Theorem ss2rexv 4029

Description: Two existential quantifications restricted to a subclass. (Contributed by AV, 11-Mar-2023.)

Assertion

Ref	Expression
ss2rexv	⊢ (𝐴 ⊆ 𝐵 → (∃𝑥 ∈ 𝐴 ∃𝑦 ∈ 𝐴 𝜑 → ∃𝑥 ∈ 𝐵 ∃𝑦 ∈ 𝐵 𝜑))

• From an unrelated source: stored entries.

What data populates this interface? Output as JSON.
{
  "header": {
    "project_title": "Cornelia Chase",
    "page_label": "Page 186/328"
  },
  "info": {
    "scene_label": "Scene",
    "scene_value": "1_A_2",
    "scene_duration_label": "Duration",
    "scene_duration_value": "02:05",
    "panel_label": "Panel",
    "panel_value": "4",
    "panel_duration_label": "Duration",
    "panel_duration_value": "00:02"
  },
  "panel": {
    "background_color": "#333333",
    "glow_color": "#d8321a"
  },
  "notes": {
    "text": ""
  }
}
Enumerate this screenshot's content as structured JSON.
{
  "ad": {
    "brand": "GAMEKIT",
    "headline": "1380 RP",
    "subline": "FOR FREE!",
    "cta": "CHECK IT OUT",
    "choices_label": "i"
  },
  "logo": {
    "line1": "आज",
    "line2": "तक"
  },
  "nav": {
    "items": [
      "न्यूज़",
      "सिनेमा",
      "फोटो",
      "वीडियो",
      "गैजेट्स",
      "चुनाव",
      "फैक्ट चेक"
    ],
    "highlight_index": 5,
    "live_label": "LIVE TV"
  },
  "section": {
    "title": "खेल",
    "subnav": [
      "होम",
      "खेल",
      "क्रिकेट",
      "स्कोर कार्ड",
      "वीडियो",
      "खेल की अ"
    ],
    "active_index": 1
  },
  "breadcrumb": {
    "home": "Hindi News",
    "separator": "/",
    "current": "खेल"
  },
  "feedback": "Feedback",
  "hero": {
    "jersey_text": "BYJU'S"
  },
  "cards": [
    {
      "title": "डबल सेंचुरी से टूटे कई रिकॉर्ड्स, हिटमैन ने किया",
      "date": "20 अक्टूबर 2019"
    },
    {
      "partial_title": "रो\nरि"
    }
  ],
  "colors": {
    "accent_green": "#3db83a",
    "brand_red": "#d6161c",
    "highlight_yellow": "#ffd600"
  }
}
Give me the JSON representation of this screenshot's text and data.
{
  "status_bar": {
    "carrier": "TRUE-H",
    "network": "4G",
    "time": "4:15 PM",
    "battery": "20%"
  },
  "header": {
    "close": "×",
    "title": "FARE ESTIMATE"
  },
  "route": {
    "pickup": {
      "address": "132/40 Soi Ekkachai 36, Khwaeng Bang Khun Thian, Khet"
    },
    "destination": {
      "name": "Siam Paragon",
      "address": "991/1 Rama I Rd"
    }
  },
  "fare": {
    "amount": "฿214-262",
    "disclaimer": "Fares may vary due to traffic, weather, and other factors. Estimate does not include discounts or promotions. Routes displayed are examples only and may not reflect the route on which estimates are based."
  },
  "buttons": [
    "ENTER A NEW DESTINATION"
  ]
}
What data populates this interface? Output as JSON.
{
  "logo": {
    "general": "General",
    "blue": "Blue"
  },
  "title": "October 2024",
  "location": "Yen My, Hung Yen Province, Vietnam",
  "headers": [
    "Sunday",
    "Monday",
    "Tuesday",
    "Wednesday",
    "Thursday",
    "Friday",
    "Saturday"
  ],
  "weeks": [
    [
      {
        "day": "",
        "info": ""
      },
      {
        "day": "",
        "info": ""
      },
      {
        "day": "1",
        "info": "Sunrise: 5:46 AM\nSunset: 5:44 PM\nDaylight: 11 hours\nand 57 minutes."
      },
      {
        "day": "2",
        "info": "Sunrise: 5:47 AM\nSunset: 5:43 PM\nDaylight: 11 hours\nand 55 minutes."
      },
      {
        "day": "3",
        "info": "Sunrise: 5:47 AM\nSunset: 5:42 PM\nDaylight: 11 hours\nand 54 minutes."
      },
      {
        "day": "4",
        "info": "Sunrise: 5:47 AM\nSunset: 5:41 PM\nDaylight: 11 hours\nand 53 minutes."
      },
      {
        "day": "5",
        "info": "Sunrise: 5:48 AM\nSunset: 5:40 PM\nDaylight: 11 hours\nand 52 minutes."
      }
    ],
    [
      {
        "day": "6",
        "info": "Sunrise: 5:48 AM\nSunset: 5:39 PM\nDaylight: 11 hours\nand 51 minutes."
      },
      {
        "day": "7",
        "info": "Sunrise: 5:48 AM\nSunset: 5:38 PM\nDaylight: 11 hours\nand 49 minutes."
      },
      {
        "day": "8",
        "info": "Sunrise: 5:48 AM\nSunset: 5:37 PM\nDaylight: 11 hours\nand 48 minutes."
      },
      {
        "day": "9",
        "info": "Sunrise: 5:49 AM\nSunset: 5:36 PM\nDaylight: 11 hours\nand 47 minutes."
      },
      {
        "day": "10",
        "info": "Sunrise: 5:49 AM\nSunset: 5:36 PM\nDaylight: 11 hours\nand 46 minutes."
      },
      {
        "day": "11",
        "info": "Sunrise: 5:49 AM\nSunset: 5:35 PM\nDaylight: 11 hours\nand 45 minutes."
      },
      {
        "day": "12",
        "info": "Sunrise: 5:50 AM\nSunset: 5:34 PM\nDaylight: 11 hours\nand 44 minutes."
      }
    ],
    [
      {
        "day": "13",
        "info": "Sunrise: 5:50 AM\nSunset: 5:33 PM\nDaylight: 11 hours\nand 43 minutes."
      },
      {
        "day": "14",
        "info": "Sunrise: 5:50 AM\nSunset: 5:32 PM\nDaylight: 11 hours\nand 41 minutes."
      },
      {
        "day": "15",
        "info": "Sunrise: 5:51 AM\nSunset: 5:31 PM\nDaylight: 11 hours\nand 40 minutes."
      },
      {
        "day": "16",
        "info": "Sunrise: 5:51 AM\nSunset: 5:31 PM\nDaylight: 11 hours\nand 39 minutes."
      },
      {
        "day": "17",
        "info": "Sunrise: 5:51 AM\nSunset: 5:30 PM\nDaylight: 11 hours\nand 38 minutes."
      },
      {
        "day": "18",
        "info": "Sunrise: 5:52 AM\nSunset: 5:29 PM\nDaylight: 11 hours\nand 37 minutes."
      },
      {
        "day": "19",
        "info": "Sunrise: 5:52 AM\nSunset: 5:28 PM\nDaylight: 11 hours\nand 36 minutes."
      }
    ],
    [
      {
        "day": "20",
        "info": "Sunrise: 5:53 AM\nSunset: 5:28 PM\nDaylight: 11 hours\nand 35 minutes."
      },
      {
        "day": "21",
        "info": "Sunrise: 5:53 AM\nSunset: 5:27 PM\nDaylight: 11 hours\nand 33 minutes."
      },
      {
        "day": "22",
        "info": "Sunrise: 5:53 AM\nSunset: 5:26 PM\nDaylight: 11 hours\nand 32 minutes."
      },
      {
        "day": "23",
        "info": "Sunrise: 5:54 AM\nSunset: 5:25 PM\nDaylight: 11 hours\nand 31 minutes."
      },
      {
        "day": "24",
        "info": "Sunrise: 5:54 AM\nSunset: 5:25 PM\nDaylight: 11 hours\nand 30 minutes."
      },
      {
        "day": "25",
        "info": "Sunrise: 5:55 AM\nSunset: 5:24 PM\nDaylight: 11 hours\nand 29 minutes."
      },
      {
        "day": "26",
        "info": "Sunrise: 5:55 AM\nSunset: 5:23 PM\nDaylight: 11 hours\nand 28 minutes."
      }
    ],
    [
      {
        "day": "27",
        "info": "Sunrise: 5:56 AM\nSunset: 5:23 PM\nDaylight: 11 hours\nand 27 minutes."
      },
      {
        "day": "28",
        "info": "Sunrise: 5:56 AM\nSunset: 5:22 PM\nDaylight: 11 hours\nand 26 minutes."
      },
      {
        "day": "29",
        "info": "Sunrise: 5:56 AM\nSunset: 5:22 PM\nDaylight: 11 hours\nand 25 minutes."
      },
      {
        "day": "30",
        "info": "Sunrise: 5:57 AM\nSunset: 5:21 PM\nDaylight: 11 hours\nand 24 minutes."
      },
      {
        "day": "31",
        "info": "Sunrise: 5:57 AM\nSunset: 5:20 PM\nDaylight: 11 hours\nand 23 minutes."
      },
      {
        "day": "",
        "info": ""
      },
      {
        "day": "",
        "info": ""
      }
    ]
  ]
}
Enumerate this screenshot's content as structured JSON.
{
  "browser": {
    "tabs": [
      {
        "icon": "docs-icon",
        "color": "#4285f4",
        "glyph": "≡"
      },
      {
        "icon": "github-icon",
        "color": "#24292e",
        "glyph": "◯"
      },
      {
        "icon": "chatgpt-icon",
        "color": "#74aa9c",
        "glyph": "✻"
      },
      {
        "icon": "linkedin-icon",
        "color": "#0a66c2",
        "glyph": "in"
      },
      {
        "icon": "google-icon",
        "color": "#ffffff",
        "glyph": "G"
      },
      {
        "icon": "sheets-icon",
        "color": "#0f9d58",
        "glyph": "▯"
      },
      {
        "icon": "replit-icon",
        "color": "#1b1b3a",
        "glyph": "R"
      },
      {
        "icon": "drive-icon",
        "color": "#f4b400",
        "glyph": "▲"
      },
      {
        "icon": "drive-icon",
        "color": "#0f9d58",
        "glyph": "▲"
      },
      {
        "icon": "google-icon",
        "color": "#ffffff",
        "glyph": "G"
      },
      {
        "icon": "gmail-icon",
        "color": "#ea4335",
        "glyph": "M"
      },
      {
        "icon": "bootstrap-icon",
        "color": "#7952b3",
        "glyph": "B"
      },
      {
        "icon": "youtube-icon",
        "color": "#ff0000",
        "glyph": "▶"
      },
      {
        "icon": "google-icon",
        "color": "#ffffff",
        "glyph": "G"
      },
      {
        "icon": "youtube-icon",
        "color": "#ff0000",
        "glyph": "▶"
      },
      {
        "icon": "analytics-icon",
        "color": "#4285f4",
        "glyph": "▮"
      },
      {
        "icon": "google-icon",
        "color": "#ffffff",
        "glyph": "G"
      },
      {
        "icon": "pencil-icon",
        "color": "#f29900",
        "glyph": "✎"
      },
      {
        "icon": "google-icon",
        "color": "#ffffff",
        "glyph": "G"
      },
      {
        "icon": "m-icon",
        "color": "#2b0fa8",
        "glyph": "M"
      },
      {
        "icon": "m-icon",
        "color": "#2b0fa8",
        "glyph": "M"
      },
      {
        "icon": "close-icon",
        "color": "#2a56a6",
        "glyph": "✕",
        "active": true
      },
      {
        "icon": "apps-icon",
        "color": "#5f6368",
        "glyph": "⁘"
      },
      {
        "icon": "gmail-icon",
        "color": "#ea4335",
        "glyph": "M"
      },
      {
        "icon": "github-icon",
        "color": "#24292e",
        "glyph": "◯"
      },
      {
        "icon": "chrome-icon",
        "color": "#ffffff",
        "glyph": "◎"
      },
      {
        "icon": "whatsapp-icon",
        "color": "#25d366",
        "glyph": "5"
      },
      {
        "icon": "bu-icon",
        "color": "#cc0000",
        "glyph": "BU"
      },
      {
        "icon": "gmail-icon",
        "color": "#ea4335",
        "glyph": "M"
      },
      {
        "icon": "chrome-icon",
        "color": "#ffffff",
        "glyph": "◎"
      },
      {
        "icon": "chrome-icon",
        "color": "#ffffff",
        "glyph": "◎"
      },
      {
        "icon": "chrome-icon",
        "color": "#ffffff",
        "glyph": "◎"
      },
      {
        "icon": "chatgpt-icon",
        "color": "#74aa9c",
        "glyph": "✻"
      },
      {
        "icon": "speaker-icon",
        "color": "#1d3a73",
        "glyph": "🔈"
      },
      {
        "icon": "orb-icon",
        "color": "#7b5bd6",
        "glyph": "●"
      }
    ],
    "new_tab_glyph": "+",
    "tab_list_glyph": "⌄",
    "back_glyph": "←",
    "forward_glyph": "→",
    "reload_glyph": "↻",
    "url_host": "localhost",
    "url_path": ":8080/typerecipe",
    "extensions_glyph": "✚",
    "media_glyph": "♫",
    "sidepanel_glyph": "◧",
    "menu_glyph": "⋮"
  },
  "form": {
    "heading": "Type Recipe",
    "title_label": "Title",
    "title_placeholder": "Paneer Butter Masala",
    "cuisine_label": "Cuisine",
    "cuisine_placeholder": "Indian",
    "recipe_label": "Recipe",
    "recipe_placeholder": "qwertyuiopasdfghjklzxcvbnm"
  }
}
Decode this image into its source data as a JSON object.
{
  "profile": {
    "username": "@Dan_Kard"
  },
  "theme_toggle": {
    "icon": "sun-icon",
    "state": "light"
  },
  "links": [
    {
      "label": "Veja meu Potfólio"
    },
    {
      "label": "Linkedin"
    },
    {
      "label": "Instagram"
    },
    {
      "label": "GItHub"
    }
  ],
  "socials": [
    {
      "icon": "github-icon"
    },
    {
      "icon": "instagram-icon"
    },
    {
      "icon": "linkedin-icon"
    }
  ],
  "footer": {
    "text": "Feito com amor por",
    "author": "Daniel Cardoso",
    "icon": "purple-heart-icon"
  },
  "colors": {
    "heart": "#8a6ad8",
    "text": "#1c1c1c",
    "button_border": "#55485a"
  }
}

Distinct variable groups:   𝑥,𝐴   𝑥,𝐵   𝑦,𝐴   𝑦,𝐵

Allowed substitution hints:   𝜑(𝑥,𝑦)

Proof of Theorem ss2rexv

Step	Hyp	Ref	Expression
1		ssrexv 4027	. . 3 ⊢ (𝐴 ⊆ 𝐵 → (∃𝑦 ∈ 𝐴 𝜑 → ∃𝑦 ∈ 𝐵 𝜑))
2	1	reximdv 3272	. 2 ⊢ (𝐴 ⊆ 𝐵 → (∃𝑥 ∈ 𝐴 ∃𝑦 ∈ 𝐴 𝜑 → ∃𝑥 ∈ 𝐴 ∃𝑦 ∈ 𝐵 𝜑))
3		ssrexv 4027	. 2 ⊢ (𝐴 ⊆ 𝐵 → (∃𝑥 ∈ 𝐴 ∃𝑦 ∈ 𝐵 𝜑 → ∃𝑥 ∈ 𝐵 ∃𝑦 ∈ 𝐵 𝜑))
4	2, 3	syld 47	1 ⊢ (𝐴 ⊆ 𝐵 → (∃𝑥 ∈ 𝐴 ∃𝑦 ∈ 𝐴 𝜑 → ∃𝑥 ∈ 𝐵 ∃𝑦 ∈ 𝐵 𝜑))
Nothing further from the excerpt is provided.